Wednesday, December 31, 2008

Emotions Evoked by the Sound of Music: Studies 1 and 2

Zentner, M., Didier, G., & Scherer K.R. (2008). Emotions Evoked by the Sound of Music: Characterization, Classification, and Measurement. Emotion, 8, 494-521.

By: Andrea Botticelli

Empirical research has shown that music can be an effective means of mood induction. It is influential in mood manipulation to alter consumer behavior and it can also be used as a tool for treatment of emotional disorders. A pervasive element, affective reactions to music have been observed in infants as young as four months old. Moreover, brain regions activated by emotional music are similar to those activated by strong rewards such as sex, food, and drugs of abuse (494).

At present, there is no empirically derived taxonomy of musically induced emotion.
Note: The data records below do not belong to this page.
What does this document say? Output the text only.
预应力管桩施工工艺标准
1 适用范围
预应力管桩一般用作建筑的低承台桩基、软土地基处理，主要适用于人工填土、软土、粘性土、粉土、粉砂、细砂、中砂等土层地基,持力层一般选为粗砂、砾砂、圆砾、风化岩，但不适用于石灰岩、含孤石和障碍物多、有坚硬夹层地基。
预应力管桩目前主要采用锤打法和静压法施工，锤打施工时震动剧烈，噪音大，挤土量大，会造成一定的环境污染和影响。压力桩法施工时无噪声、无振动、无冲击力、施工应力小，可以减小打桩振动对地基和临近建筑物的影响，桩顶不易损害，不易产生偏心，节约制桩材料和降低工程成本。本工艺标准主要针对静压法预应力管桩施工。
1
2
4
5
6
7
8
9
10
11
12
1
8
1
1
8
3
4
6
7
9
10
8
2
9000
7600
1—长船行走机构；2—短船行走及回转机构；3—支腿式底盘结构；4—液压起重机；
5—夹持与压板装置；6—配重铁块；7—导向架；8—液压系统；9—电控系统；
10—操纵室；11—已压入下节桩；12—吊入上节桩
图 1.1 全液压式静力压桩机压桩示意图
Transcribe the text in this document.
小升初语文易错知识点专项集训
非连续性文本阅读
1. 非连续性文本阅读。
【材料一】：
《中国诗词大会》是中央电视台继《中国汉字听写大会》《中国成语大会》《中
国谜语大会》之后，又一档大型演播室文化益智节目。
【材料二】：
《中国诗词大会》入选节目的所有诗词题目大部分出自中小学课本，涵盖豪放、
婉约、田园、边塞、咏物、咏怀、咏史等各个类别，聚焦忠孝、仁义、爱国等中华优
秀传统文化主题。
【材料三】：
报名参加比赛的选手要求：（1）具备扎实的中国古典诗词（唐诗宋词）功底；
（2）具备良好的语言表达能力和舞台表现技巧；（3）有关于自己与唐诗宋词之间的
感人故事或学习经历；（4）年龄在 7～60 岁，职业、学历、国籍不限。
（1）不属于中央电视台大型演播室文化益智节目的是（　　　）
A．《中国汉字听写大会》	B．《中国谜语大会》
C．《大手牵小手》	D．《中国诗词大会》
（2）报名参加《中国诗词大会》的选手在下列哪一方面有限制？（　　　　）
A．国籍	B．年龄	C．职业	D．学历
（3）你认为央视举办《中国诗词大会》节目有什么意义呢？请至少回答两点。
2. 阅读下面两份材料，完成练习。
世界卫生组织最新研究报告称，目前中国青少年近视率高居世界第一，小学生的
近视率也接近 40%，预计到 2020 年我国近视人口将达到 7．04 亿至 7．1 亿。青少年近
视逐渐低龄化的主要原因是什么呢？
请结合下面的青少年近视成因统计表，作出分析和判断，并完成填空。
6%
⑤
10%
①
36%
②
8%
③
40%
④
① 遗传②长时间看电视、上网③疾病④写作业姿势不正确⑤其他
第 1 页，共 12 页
This line of research strives to answer these questions: Which emotive states are most (and least) frequently induced by music? Are these “states” specific emotions? If so, how can we adequately classify and measure them? Also, how do these “music emotions” relate to extramusical emotional experience? Do music-induced emotions differ sufficiently from everyday emotions to warrant a domain-specific classification? (495).

The goal of the first study was to create a comprehensive list of suitable words to describe felt emotion. Researchers compiled a list of 515 terms of felt affect in French. They subsequently narrowed the list by using words that the majority of participants selected, eliminating unpopular words as well as repetitive, synonymous words. They reduced the list to 146 affect terms (497).

The second study examines which of these terms would be relevant in relation to music. As a basis, the researchers used 3 rating conditions, namely emotions perceived in the music, emotions induced by music, and emotions experienced in day-to-day contexts. Participants rated how often they felt a particular emotion versus how often they perceived it in music of their personal musical preferences. They also rated how often they felt these emotions in their everyday life (498).

Factor analysis yielded 10 broad factors: Tender Longing, Amazement, Tranquility, Joy, Activation, Power, Sensuality, Transcendence, Dysphoria, and Sadness. Moreover, the study demonstrated that ratings of perceived emotion differed greatly from ratings of felt emotion. Also, emotion ratings differ significantly with musical genre (499). On the whole, emotions were more perceived than felt, particularly in negative cases of sadness or dysphoria. Interestingly, tender longing and amazement were just as often perceived as felt (500).

Frequency ratings of felt musical emotions and everyday emotions differ significantly from each other. Emotions that were reported only rarely in music (despite the frequent occurrence in everyday life) were guilt, shame, jealousy, disgust, contempt, embarrassment, anger, and fear. Furthermore, the induction of positive emotions depended on the music. For instance, amazement and peacefulness were experienced more in classical music and jazz than in everyday life. In contrast, activation was more experienced with Latin American and techno music. Finally, emotions were less frequently felt in relation to music, than to be perceived as expressive properties of music

The empirical study of music and emotion is made more difficult because there is no general agreement as to what an “emotion” is. Accordingly, rather than use models from emotion research that may be too primitive to encompass the breadth of musical emotions (such as the basic emotion model), the researchers have decided to create a domain-specific model of musically induced emotions. I wholeheartedly agree that analyzing emotions in music should go further than discussions of angry, fearful, surprised, happy, or sad emotions. These cut and dry classifications cannot encompass the nuanced interplay of musical elements or the richly descriptive emotional experience induced by music.